Here’s another thing about reproducing people. We’ve reproduced the person in color on canvas that we’ve reproduced them in form, in the now in a photograph. Now we’ve reproduced them in movement. Now we can see them moving in choppy, but they talk. People talk and a whole lot of their personalities in their voice. We can’t have them talking at the same time of moving. They added sound to the pictures. They added sound. They added color. They added smoothness to the film.

Then we say, “Now, while we’re really getting it. Now we’re getting it. Now we’re getting somewhere, you see. This is starting to look like real life. This is starting to look like a reproduction of life. It’s starting to look like the real thing.” But here’s the problem, of course, when we go to the movies, what is the problem, brother? Well, it’s on a two-dimensional screen, of course. You see, we go to the movies and it looks real to us. It’s smooth and it’s colored and we have sound and all looks real. We have surround sound. We got the big boom boxes and the great big giant screen that pops out at you, but it’s still on two dimensions, still on a screen.

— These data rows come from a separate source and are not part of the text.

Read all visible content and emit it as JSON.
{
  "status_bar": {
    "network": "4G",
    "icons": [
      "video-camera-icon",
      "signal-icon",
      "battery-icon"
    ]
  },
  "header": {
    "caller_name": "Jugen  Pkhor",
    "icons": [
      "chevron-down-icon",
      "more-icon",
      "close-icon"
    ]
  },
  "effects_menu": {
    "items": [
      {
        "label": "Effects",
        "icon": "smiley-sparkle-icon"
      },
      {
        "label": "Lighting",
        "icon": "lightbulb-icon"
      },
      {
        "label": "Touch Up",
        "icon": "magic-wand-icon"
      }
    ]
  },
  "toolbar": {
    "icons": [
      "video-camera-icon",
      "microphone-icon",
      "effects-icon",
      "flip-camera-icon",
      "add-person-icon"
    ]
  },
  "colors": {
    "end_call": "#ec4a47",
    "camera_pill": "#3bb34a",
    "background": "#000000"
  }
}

Somewhere along the line to make it even more real, this concept of 3D was added to the movies. 3D movies and you put on these glasses, these red and blue glasses it made of some tint over your eyes and to see the movie in that way, to see the way it could be in three dimensions. But they said, “Well, look, okay. I’ve got this movie, I can watch it in 3D, but look, I have to go down to the cinema to watch it. I have to go down to the movie theater.” This is not reproducing life here. It’s not fully reproducing life. It’s not the reproduction of life, because it’s not copying life adequately enough. It’s two dimensional, even three dimensional, but got to go to the theater to see it. We all have to come together to the center of town. We can’t have it all at home. So, the television was invented.

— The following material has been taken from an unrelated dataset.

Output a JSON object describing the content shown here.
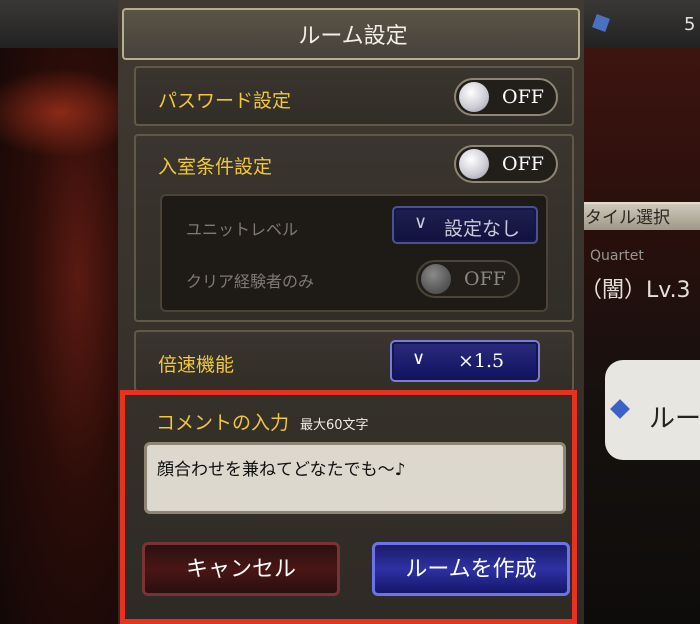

Now, instead of going to see the movies, going to see the pictures. Television came on and in television just like with film, it started out with black and white. Then it grew and became colored. That’s where we are now. We have television and we have three dimensional movies. But three-dimensional movies are a funny thing, aren’t they? Because they’re not really three dimensions. It’s not quite a reproduction, because you have to wear the spectacles. You got to wear a little blue and red filters. You got to go down the movies. You’re sitting there knowing that the image is being made, because of the glasses.

Eventually somebody’s going to come out with a thing that we’re going to see, I think pretty soon, which is the hologram. The holographic television set. A television image produced by laser beams that you set up in your living room or family room or viewing room, whatever you call your room where you have your television. You set up these laser beams in the same way you would set up a surround system, speakers, and you have this a three-dimensional figure right out there in the middle of the room for you.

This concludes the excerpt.